VNDA 0.00%↑ has many other drug products and again, I’m not familiar with the financials or governance enough to take a long-term position. Here again, the idea would be to inventory stock (In most likelihood, starting tomorrow at market open) and sell into any news from additional clinical data, which I expect to be positive. Since the company does have other drug products, this makes inventorying stock a bit more trickier, since news from other drugs can interfere with the trade; which I will probably just try to adjust to by reducing position sizing a bit.

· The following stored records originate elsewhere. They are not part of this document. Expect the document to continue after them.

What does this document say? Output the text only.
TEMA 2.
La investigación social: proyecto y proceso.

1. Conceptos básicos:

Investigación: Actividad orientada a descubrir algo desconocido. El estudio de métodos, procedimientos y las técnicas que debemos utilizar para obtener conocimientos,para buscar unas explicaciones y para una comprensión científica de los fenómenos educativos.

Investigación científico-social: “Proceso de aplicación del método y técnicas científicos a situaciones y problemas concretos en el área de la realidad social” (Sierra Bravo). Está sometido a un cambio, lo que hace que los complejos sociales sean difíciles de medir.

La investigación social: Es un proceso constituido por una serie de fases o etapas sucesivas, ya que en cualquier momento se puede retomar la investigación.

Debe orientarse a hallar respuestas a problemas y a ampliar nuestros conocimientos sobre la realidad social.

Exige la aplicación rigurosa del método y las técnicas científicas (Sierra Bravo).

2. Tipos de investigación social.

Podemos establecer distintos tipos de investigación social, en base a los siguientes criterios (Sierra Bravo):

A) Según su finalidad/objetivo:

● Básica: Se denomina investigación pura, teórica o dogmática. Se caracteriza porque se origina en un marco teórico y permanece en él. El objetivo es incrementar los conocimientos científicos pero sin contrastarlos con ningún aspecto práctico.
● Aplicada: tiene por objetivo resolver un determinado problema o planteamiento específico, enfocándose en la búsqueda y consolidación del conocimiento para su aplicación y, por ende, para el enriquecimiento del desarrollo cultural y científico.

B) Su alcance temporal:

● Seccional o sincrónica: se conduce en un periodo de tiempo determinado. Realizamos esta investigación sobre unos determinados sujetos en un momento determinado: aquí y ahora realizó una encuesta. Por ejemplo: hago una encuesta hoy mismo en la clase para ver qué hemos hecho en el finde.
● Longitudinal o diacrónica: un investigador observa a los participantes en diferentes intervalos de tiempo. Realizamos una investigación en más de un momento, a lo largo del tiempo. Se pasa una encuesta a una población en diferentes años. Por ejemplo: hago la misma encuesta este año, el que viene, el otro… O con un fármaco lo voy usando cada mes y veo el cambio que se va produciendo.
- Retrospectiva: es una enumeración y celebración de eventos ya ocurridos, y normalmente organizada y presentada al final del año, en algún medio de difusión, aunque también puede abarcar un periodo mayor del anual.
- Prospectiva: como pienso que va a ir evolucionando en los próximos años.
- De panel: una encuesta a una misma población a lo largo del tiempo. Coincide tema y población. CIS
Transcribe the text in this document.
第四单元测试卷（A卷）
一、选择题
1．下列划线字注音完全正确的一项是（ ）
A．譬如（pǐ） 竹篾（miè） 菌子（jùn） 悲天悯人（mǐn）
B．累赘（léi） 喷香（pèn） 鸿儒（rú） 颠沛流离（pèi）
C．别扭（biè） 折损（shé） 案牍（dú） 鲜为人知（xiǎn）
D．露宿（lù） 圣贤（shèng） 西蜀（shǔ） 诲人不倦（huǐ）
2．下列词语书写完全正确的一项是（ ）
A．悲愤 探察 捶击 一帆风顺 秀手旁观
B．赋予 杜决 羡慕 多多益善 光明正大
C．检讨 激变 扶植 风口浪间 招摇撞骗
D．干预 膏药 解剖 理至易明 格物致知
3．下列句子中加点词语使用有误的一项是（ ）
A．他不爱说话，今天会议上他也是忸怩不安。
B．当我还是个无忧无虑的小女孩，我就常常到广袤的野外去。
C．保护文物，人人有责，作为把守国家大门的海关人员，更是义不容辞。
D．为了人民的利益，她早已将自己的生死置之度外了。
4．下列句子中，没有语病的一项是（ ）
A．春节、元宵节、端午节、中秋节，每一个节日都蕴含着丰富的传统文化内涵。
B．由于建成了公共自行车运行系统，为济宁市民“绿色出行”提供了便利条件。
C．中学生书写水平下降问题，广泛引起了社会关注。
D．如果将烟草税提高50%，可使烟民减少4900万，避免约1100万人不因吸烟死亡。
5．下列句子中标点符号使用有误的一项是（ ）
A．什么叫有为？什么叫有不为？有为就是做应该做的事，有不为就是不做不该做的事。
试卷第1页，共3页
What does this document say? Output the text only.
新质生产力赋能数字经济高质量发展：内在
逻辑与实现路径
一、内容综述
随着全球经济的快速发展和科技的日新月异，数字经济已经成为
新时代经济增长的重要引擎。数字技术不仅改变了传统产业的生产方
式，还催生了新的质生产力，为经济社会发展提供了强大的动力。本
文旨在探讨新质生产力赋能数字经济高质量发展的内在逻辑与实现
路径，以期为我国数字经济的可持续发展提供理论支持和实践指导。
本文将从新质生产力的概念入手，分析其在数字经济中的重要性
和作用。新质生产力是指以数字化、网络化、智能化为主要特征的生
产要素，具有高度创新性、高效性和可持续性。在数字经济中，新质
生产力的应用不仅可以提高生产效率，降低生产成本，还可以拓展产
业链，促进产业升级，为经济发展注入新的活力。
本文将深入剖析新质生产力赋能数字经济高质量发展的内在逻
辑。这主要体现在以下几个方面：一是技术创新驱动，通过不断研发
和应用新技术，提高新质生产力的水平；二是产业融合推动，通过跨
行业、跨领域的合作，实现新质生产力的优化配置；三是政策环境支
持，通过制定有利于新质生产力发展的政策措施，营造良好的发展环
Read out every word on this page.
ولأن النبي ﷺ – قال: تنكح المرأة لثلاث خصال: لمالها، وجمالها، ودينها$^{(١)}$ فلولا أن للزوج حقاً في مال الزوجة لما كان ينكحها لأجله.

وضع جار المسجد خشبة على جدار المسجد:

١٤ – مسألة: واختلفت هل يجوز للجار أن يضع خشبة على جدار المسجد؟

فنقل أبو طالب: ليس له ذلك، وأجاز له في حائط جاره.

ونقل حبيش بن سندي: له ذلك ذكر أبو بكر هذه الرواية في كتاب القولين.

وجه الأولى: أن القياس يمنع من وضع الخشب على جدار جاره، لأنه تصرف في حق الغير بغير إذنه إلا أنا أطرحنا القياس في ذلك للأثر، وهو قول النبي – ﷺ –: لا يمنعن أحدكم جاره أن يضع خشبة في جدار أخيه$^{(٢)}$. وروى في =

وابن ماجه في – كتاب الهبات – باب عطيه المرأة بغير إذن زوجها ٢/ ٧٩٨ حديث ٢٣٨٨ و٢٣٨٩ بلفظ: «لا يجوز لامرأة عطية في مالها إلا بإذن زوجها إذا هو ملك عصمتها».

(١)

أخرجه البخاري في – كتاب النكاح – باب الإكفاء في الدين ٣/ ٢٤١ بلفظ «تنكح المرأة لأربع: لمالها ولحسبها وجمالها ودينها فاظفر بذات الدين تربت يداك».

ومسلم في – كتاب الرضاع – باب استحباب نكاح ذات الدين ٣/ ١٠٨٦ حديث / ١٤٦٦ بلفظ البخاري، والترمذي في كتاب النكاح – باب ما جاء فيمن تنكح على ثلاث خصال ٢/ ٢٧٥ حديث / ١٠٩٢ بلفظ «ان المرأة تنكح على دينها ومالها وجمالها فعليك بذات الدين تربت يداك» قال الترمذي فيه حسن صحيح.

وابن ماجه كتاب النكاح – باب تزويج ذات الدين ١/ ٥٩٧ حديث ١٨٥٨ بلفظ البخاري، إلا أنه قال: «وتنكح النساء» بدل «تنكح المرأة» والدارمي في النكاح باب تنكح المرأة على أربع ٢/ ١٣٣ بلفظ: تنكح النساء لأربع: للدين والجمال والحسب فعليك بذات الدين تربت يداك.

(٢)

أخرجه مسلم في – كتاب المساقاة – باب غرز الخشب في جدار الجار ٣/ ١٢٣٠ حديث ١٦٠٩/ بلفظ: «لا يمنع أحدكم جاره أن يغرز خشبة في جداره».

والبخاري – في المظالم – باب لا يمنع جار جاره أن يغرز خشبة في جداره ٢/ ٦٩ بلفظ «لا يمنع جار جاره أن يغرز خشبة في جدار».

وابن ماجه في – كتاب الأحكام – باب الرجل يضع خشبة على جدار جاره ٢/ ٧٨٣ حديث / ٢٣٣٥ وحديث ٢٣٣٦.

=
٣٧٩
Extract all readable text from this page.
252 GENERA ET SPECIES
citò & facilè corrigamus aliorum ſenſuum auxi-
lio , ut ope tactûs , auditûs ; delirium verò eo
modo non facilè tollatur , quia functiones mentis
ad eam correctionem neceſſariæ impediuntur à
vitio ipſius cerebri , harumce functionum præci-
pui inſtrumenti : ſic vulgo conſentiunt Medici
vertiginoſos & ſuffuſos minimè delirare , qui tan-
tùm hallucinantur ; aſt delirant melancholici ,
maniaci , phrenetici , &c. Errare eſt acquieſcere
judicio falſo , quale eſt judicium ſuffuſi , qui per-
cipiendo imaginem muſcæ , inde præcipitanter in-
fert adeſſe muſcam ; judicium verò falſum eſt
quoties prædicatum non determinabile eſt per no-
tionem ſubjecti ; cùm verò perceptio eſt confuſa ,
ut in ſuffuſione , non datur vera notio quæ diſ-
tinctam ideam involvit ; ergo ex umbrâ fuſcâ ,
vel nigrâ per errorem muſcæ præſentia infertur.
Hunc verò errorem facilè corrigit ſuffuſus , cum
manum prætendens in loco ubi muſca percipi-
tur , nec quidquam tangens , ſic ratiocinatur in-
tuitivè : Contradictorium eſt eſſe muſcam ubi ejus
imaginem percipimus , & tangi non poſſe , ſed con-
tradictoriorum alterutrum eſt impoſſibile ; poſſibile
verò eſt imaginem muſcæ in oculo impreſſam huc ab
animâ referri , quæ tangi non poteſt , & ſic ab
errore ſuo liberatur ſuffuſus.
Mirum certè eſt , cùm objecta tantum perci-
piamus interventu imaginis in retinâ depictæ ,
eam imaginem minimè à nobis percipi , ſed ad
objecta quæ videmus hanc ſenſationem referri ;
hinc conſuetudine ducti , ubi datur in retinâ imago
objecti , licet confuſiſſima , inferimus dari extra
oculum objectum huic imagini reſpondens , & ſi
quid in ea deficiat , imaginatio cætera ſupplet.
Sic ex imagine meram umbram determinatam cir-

For anyone with a longer term view or willing to do more financial/governance research and find it to be acceptable, they may be more inclined to hold it all the way through until an NDA for Tradipitant is approved for gastroparesis (Or take a loss if it ends up being rejected; I still dont consider myself astute enough to predict how the FDA is likely to respond, still something I’m trying to get a better handle of).
Perfunctory disclaimer:
I am not a finance professional. I am a clueless retail-punter. Sometimes I will get trades right, sometimes I will get them wrong. If you ever want to actually make money from anything I say, the sure-fire method is to follow my trade when I’m right and inverse me when I’m wrong.
By “middle of the year” are you referring to this year or next?